En septembre 2004, il se rend un peu par hasard à Novgorod-le-Grand (nord-ouest) pour la première réunion du club de discussion Valdaï, créé à l'initiative de RIA Novosti. Il y avait eu, se souvient-il, "les invitations anonymes par courrier électronique" au dernier moment qui plus est "ce n'est pas ainsi que l'on procède!". A cette époque, justement, le soutien financier d'un gros homme d'affaires russe lui avait permis d'ouvrir, à l'Institut, un programme à part pour l'étude de la Russie. "Ca m'a intéressé", dit-il. Après Novgorod, ce fut Tver, puis Khanty-Mansiisk, Kazan, Rostov-sur-le-Don, sans oublier les deux séjours qu'il fit à Krasnoïarsk et à Vladivostok entre deux sessions du club Valdaï, et sans compter les deux capitales russes. Depuis 2003, Thierry de Montbrial est membre étranger de l'Académie des sciences de Russie.

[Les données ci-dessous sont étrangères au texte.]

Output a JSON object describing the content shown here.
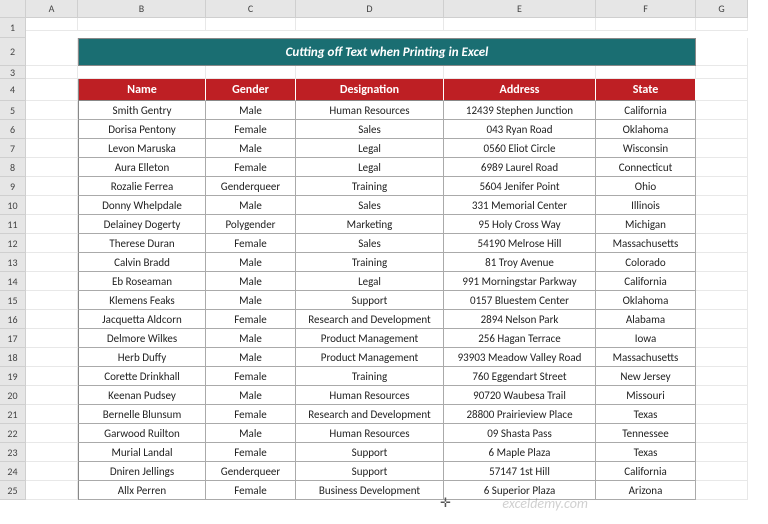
{
  "columns": [
    "A",
    "B",
    "C",
    "D",
    "E",
    "F",
    "G"
  ],
  "title": "Cutting off Text when Printing in Excel",
  "headers": [
    "Name",
    "Gender",
    "Designation",
    "Address",
    "State"
  ],
  "rows": [
    [
      "Smith Gentry",
      "Male",
      "Human Resources",
      "12439 Stephen Junction",
      "California"
    ],
    [
      "Dorisa Pentony",
      "Female",
      "Sales",
      "043 Ryan Road",
      "Oklahoma"
    ],
    [
      "Levon Maruska",
      "Male",
      "Legal",
      "0560 Eliot Circle",
      "Wisconsin"
    ],
    [
      "Aura Elleton",
      "Female",
      "Legal",
      "6989 Laurel Road",
      "Connecticut"
    ],
    [
      "Rozalie Ferrea",
      "Genderqueer",
      "Training",
      "5604 Jenifer Point",
      "Ohio"
    ],
    [
      "Donny Whelpdale",
      "Male",
      "Sales",
      "331 Memorial Center",
      "Illinois"
    ],
    [
      "Delainey Dogerty",
      "Polygender",
      "Marketing",
      "95 Holy Cross Way",
      "Michigan"
    ],
    [
      "Therese Duran",
      "Female",
      "Sales",
      "54190 Melrose Hill",
      "Massachusetts"
    ],
    [
      "Calvin Bradd",
      "Male",
      "Training",
      "81 Troy Avenue",
      "Colorado"
    ],
    [
      "Eb Roseaman",
      "Male",
      "Legal",
      "991 Morningstar Parkway",
      "California"
    ],
    [
      "Klemens Feaks",
      "Male",
      "Support",
      "0157 Bluestem Center",
      "Oklahoma"
    ],
    [
      "Jacquetta Aldcorn",
      "Female",
      "Research and Development",
      "2894 Nelson Park",
      "Alabama"
    ],
    [
      "Delmore Wilkes",
      "Male",
      "Product Management",
      "256 Hagan Terrace",
      "Iowa"
    ],
    [
      "Herb Duffy",
      "Male",
      "Product Management",
      "93903 Meadow Valley Road",
      "Massachusetts"
    ],
    [
      "Corette Drinkhall",
      "Female",
      "Training",
      "760 Eggendart Street",
      "New Jersey"
    ],
    [
      "Keenan Pudsey",
      "Male",
      "Human Resources",
      "90720 Waubesa Trail",
      "Missouri"
    ],
    [
      "Bernelle Blunsum",
      "Female",
      "Research and Development",
      "28800 Prairieview Place",
      "Texas"
    ],
    [
      "Garwood Ruilton",
      "Male",
      "Human Resources",
      "09 Shasta Pass",
      "Tennessee"
    ],
    [
      "Murial Landal",
      "Female",
      "Support",
      "6 Maple Plaza",
      "Texas"
    ],
    [
      "Dniren Jellings",
      "Genderqueer",
      "Support",
      "57147 1st Hill",
      "California"
    ],
    [
      "Allx Perren",
      "Female",
      "Business Development",
      "6 Superior Plaza",
      "Arizona"
    ]
  ],
  "watermark": "exceldemy.com"
}
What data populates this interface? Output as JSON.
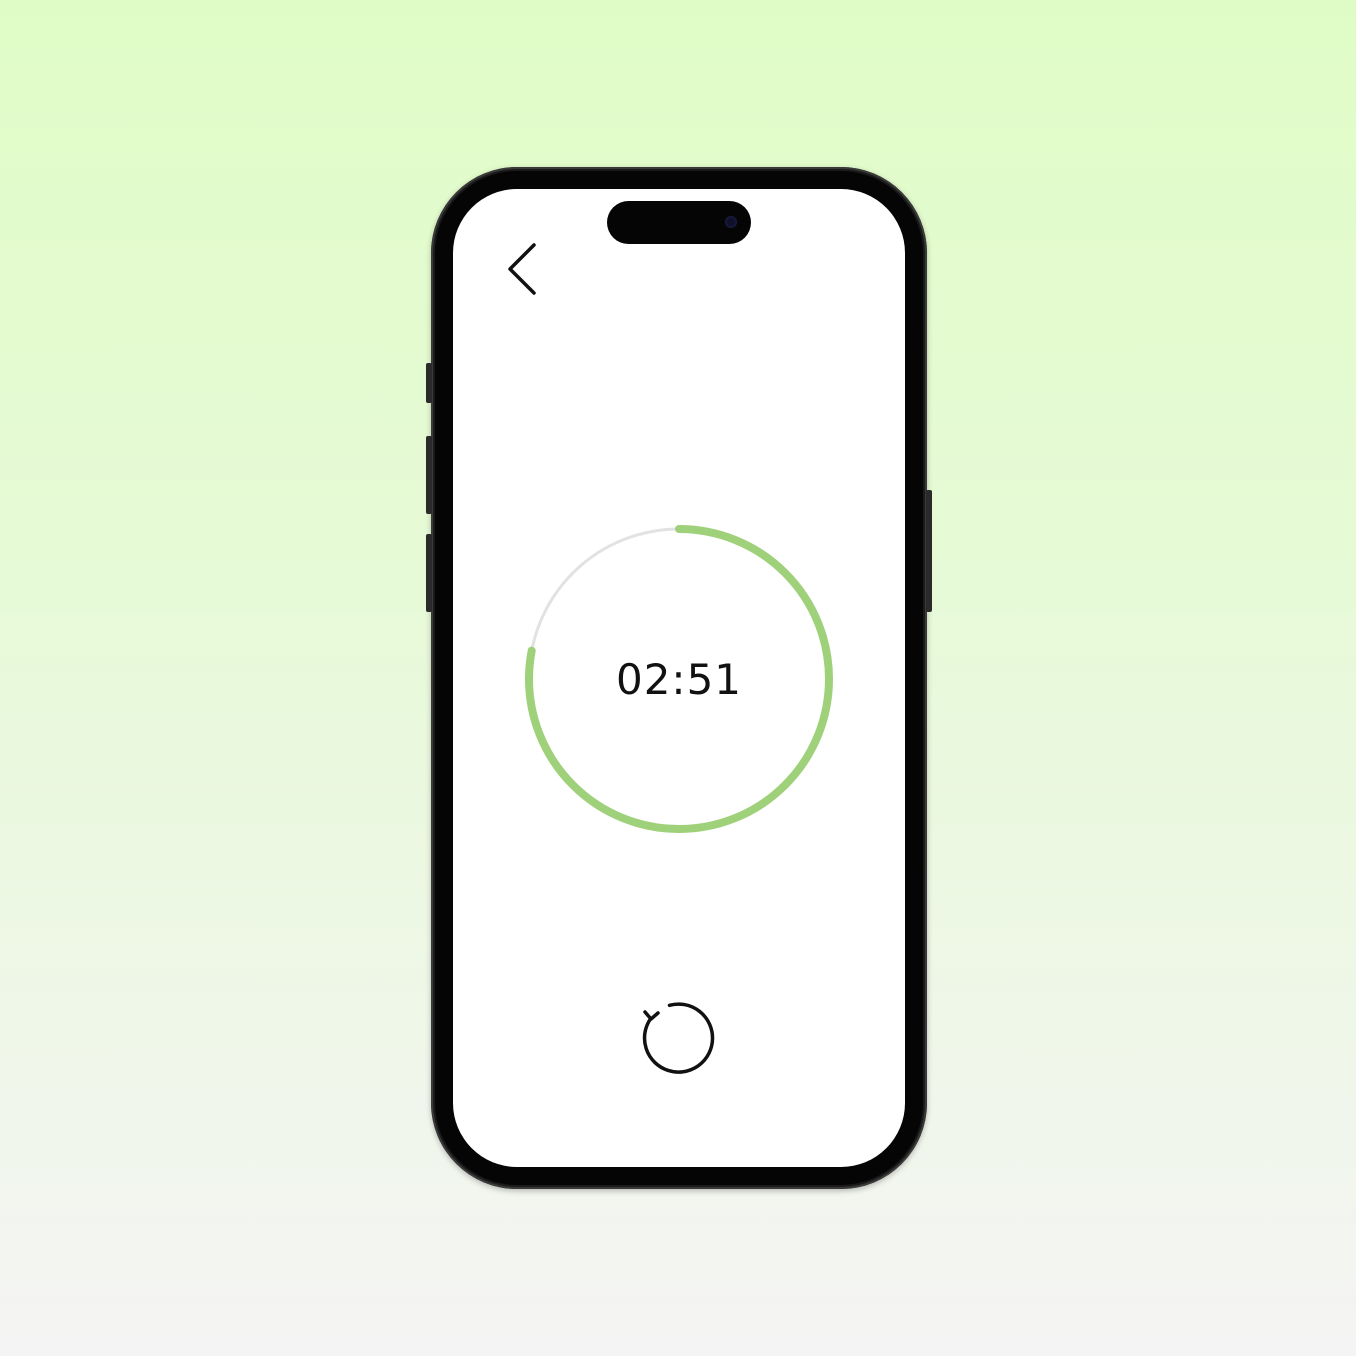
{
  "timer": {
    "time_display": "02:51",
    "progress_fraction": 0.78,
    "progress_color": "#9fd07a",
    "track_color": "#e2e2e2"
  },
  "icons": {
    "back": "chevron-left-icon",
    "reset": "refresh-icon"
  },
  "colors": {
    "background_top": "#e0fcc6",
    "background_bottom": "#f4f4f4",
    "text": "#111111"
  }
}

Son premier voyage en URSS remonte aux années 70. "Je suis un homme curieux, explique-t-il. Avoir la possibilité de beaucoup voyager est vraiment un privilège, j'aime voir les gens chez eux."
Aujourd'hui encore, Thierry de Montbrial est quelqu'un qui ne tient pas en place, habitué à travailler et à dormir en avion. Il s'adapte facilement au décalage horaire, très certainement parce qu'il s'en tient à une règle d'or : ne jamais sauter un repas et le prendre à l'heure locale. "Thierry de Montbrial demande de vérifier que les billets d'avion soient bien en première classe", s'inquiète son assistante. "Quand on voyage aussi souvent que moi, fait-il remarquer, c'est réellement important". Ses collaborateurs demandent toujours s'il sera accueilli dans le salon VIP de l'aéroport "comme à l'habitude". "Thierry de Montbrial, c'est le roi du monde !" s'amuse un expert français qui n'est pas le seul à lui reprocher une "immense suffisance".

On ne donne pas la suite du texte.